In comparison to cyberespionage, financially motivated cybercrime was responsible for 75 percent of data breach incidents covered in the report and hacktivists were behind the remaining 5 percent.
One noteworthy finding of this report is that all threat actors are targeting valid credentials, Jacobs said. In four out of five breaches, the attackers stole valid credentials to maintain a presence on the victim's network, he said.
This will hopefully start to raise some questions about the widespread reliance on single-factor password-based authentication, Jacobs said. "I think if we switch to two-factor authentication and stop being so reliant on passwords, we might see a decrease in the number of these attacks or at least force the attackers to change" some of their techniques.

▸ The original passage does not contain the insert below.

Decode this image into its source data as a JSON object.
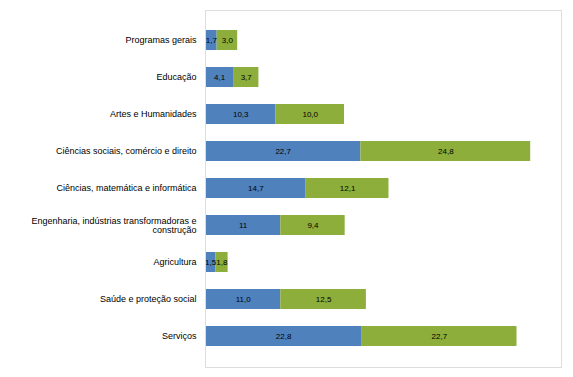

Fifty-two percent of data breach incidents involved hacking techniques, 40 percent involved the use of malware, 35 percent the use of physical attacks -- for example ATM skimming -- and 29 percent the use of social tactics like phishing.
The number of breaches that involved phishing was four times higher in 2012 compared to the previous year, which is probably the result of this technique being commonly used in targeted espionage campaigns.
Despite all the attention given to mobile threats during the past year, only a very small number of breaches covered by the Verizon report involved the use of mobile devices.
"For the most part, we are not seeing breaches leverage mobile devices as of yet," Jacobs said. "That's a pretty interesting finding that's kind of counter-intuitive in light of all the headlines saying how insecure mobile devices are. That's not to say they're not vulnerable, but the attackers currently have other easier methods to get the data."
The same holds true for cloud technologies, Jacobs said. While there have been some breaches involving systems that are hosted in the cloud, they were not the result of attacks exploiting cloud technologies, he said. "If your site is vulnerable to SQL injection, it doesn't matter where it's hosted -- in the cloud or locally. The kind of breaches we're seeing would occur regardless of whether the system would be in the cloud or not."
The Verizon report includes a list of 20 critical security controls that should be implemented by companies and which are mapped to the most prevalent threat actions identified in the analyzed dataset. However, the level to which every company should implement each control depends on the industry they're part of and the type of attacks they're likely to be more exposed to.